Aber auch eine andere Quelle für die Fundgrube schwebt dem Ikea-Geschäftsführer vor: die Mietoption, wie es sie seit Kurzem in der Schweiz gibt. Möbel – etwa für Partys – lassen sich hierzulande schon längst mieten. Vermieter sind hierbei aber nicht Möbelhäuser, sondern Eventausstatter. In der Schweiz hat Ikea unter Deliloglus Beteiligung damit begonnen, ebenfalls Möbel zu vermieten – vorerst für Unternehmen.
Hierbei gibt es Gesamtpakete mit Büromöbeln für Arbeitsplatz oder Konferenzzimmer. Je länger die Mietdauer, desto günstiger wird die monatliche Rate. Allerdings ist die Miete im Vergleich zum sofortigen Kauf relativ teuer. So kostet das billigste Arbeitsplatzpaket samt Tisch, Sessel, Lampen und Schrank im Verkauf 950 Franken (rund 860 Euro). Der Mietpreis dafür beträgt im ersten Jahr 70 Franken monatlich, also 840 Franken jährlich. Deliloglu lässt sich davon jedoch nicht beirren. Er geht davon aus, dass die Mietoption langfristig ein Erfolgsmodell werden wird.
Ab Ende 2021 will Ikea mit seiner „Subscription Economy“, also Abo-Wirtschaft, weltweit vertreten sein. „In Österreich hoffentlich früher“, so Deliloglu. Es sei ein wichtiger Schritt in Richtung Nachhaltigkeit, weniger neue Möbel zu produzieren und stattdessen bereits existierende wiederzuverwenden.

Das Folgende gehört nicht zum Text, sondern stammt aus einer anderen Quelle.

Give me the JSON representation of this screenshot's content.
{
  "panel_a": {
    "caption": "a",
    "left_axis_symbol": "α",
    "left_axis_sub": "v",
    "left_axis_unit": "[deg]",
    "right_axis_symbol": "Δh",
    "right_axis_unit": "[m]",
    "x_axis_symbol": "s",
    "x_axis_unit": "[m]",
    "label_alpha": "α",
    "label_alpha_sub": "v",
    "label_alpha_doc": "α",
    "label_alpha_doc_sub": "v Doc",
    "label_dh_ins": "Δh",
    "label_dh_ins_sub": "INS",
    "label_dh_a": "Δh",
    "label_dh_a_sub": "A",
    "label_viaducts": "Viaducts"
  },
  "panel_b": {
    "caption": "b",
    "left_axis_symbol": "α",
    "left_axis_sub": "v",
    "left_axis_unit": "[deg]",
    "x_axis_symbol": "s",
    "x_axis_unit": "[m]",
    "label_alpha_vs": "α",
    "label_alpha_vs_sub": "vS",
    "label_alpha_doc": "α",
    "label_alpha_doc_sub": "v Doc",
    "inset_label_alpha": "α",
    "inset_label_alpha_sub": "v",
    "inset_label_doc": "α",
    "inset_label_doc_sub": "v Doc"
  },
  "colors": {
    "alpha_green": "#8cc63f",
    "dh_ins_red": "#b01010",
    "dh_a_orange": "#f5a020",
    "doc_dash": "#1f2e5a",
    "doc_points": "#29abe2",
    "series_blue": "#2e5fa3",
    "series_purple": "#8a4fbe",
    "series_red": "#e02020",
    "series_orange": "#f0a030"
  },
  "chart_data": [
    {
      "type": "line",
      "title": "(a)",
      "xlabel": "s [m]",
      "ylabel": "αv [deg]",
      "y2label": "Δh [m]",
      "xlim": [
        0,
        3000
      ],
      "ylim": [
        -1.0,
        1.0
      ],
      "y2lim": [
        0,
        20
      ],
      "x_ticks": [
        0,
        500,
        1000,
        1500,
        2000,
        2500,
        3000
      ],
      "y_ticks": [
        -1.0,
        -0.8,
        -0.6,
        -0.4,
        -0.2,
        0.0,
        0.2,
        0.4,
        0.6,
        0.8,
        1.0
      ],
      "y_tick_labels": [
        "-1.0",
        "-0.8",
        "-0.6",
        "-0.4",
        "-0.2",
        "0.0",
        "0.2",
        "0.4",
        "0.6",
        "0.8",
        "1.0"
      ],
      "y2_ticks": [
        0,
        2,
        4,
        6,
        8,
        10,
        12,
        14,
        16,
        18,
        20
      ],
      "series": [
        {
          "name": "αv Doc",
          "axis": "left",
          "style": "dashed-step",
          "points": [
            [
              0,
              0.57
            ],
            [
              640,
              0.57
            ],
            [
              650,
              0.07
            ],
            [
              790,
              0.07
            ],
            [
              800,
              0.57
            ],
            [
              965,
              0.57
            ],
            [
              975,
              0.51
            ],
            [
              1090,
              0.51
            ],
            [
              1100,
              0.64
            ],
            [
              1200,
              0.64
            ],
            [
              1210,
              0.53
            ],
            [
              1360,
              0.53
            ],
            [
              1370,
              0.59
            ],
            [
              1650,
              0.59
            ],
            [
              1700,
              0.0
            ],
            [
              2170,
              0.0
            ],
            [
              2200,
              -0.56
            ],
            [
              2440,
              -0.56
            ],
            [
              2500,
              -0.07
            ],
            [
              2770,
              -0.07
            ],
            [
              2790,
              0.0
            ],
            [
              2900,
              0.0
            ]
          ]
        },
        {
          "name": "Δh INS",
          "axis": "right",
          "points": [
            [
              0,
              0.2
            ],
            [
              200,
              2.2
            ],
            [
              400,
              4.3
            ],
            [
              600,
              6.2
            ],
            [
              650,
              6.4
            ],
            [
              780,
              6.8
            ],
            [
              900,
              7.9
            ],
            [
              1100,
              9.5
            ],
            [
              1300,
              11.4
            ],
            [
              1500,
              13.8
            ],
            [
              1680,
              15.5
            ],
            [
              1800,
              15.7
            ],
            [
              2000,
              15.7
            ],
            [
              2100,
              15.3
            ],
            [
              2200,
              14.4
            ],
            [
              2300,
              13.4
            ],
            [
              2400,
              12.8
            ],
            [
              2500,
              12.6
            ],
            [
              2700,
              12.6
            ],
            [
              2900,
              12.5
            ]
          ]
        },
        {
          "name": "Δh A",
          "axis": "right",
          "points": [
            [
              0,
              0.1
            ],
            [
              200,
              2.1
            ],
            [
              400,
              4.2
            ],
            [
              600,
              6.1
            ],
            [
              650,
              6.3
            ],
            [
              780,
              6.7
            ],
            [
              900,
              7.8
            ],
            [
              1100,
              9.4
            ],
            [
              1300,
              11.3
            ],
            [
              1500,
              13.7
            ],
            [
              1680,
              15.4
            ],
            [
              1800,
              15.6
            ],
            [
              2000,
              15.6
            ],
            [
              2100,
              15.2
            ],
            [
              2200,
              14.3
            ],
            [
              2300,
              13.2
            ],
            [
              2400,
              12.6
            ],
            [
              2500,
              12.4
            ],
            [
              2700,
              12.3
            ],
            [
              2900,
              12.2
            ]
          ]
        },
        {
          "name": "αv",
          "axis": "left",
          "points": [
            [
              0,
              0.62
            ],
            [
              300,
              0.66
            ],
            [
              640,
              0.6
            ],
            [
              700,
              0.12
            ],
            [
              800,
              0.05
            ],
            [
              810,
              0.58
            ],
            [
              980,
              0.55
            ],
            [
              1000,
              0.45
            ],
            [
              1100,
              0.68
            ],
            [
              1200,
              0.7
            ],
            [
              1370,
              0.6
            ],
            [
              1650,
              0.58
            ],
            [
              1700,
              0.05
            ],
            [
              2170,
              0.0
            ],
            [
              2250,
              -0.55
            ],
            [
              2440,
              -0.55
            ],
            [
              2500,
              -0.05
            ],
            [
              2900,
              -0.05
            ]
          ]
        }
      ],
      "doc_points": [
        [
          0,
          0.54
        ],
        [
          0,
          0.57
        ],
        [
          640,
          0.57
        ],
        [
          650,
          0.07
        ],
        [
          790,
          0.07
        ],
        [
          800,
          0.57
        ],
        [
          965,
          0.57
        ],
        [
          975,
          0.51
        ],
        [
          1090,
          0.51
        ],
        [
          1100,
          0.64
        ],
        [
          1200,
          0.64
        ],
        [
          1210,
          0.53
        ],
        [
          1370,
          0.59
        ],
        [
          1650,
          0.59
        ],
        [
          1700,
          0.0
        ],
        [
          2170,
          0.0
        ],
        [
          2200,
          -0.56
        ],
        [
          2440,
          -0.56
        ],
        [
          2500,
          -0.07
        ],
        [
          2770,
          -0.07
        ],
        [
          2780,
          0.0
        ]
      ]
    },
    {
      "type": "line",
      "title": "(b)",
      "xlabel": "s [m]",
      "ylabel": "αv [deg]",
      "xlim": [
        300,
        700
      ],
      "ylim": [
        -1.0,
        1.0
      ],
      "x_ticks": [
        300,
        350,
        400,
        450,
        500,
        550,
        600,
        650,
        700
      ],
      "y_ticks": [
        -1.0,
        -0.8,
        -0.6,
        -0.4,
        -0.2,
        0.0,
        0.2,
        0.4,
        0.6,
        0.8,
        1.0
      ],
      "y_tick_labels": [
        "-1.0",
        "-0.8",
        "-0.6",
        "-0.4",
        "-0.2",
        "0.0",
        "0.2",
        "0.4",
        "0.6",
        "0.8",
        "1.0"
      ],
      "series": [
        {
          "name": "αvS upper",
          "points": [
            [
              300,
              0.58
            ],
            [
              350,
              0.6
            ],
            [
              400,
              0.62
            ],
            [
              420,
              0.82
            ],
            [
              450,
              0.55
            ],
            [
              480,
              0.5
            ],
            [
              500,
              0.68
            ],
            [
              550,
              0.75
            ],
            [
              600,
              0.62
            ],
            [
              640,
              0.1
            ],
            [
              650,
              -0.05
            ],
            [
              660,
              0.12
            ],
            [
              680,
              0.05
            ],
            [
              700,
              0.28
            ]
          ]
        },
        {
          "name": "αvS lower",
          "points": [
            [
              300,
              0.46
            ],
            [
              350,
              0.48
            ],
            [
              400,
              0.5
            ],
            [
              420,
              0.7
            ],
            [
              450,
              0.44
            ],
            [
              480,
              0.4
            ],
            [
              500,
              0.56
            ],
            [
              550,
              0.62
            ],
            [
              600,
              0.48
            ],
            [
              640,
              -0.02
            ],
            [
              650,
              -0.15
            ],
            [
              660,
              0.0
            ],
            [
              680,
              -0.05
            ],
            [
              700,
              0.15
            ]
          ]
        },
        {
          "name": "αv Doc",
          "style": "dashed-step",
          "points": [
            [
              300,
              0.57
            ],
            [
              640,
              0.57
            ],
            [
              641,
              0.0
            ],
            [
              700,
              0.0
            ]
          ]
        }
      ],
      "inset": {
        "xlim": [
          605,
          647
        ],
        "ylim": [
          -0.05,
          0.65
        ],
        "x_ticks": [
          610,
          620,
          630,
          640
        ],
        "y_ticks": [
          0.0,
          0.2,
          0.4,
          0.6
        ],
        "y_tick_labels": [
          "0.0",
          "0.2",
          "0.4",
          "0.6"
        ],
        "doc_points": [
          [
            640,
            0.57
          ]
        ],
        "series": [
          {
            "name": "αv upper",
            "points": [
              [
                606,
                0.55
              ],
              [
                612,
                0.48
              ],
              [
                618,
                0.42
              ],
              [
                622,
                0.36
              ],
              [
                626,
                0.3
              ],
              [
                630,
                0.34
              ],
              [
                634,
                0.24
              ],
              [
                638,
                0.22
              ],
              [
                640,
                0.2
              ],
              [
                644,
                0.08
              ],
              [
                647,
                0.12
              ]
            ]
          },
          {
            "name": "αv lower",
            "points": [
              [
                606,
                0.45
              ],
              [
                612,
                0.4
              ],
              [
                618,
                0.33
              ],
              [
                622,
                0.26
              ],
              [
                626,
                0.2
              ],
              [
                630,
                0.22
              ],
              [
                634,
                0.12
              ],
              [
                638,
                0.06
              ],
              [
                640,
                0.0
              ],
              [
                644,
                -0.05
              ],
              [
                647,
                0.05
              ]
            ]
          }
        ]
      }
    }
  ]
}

Das vermietete Mobiliar, das wieder zu Ikea zurückkommt und noch in Ordnung ist, findet dann seinen Platz in der Fundgrube. Der Konzern kann dadurch zuerst die Miete und dann immer noch einen Teil des Originalpreises für den Verkauf kassieren. Das Abo-Angebot soll Studenten ansprechen, die sich Abwechslung im Mobiliar wünschen, Eltern, die das Zimmer eines wachsenden Kindes einrichten müssen, und Menschen, die oft umziehen.
Umweltschützer kritisieren Ikea immer wieder für die billige Massenware. Ob sich die Situation durch das Mietmodell ändert, ist unklar. Im Normalfall sind IkeaMöbel aus Spanplatten nicht stabil genug, um sie mehrmals auseinander- und zusammenzubauen zu können. Zudem wird der hohe Kunststoffanteil in den Möbeln oft angekreidet, da der Großteil nicht wiederverwertbar ist. In Zukunft will Ikea Kunststoffe verwenden, die zerteilt und neu verarbeitet werden können: „Plastik an sich ist nicht der Feind, sondern nicht recyclefähiges Plastik“, so Deliloglu.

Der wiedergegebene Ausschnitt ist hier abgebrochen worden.